Tuesday , March 18, 2014 - 3:21 PM

Lena H. Sun

BALTIMORE -- A woman who had liposuction at a Baltimore County cosmetic surgery center has died after contracting a bacterial infection, Maryland health officials said Wednesday. Two other women who had liposuction at the same center were hospitalized.

State health officials shut down the facility, Monarch Med Spa, in Timonium, Md., Wednesday as part of an investigation to determine the possible sources of infection and to limit further spread. State and county investigators found "probable deviations from standard infection control practices," among other deficiencies, according to the state order shutting the facility.

Health officials said they had no details on the woman who died. The other two women are no longer hospitalized, a Baltimore County health department spokeswoman said, but she had no other details.

Officials were alerted Monday when the University of Maryland’s infection-control unit reported that three patients who had procedures at the cosmetic surgery center in the last six weeks had contracted invasive streptococcal infections and that one of the three had died as a result.

The women had Group A Streptococcus infection. Most such infections are relatively mild, but occasionally these bacteria can cause severe and even life-threatening diseases when they infect parts of the body where bacteria usually are not found, such as blood, muscle or the lungs. These infections are known as "invasive GAS disease."

Persons with skin lesions such as cuts, surgical wounds, chickenpox, the elderly and adults with a history of alcohol abuse or injection-drug use have a higher risk for developing invasive GAS disease.

Health officials are urging individuals who had any procedure at the facility and who have concerns about a subsequent infection to consult with their primary health-care providers. Symptoms include fever; redness at the wound site; abrupt onset of generalized or localized severe pain and swelling; progressive dizziness, weakness and confusion.

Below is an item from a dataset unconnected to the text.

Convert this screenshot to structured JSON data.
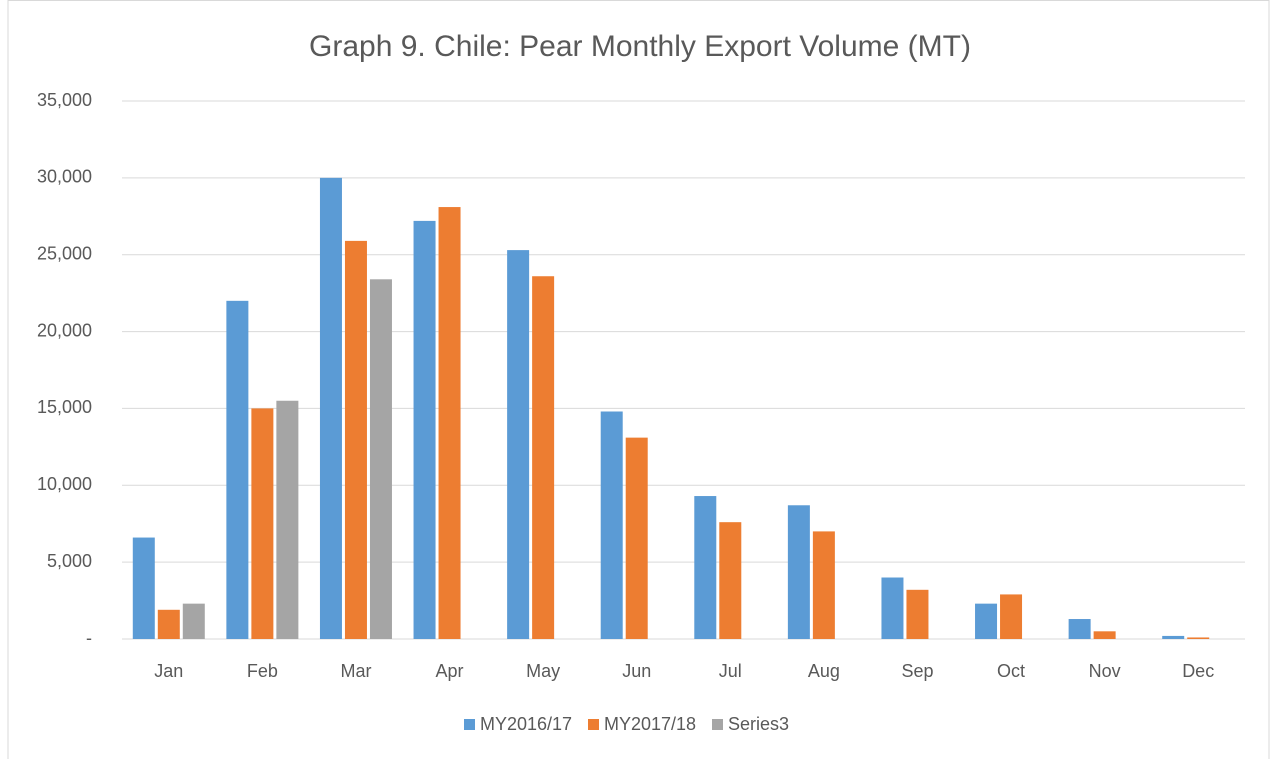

A spokeswoman for Monarch Med Spa said the company has voluntarily agreed to suspend all procedures at its Timonium facility as a precautionary measure pending an investigation by the Maryland Department of Health and Mental Hygiene.

In a statement, Monarch said its "primary concern is for the safety and well-being of all of our patients, and we extend our deepest sympathy to 1/8sic 3/8 deceased patient’s family.

Monarch has been in business for eight years, the statement said. The cosmetic surgery center has "successfully performed thousands of complication-free surgical procedures performed by licensed health professionals," it said.

The suspected infections, it said, "are a new development and their possible origins are being closely and carefully investigated."

The company has three locations in Pennsylvania - King of Prussia, Philadelphia and Harrisburg - and another in Greenville, Del.

Cosmetic surgery centers in Maryland are not currently subject to state licensure. The state health department will seek public comment in the near future on potential approaches to oversight of these facilities.

Over the past five years, an average of 189 cases of invasive GAS were reported annually in Maryland. About 9,000 to 11,500 cases of invasive GAS disease occur each year in the United States, resulting in 1,000 to 1,800 deaths, according to federal statistics.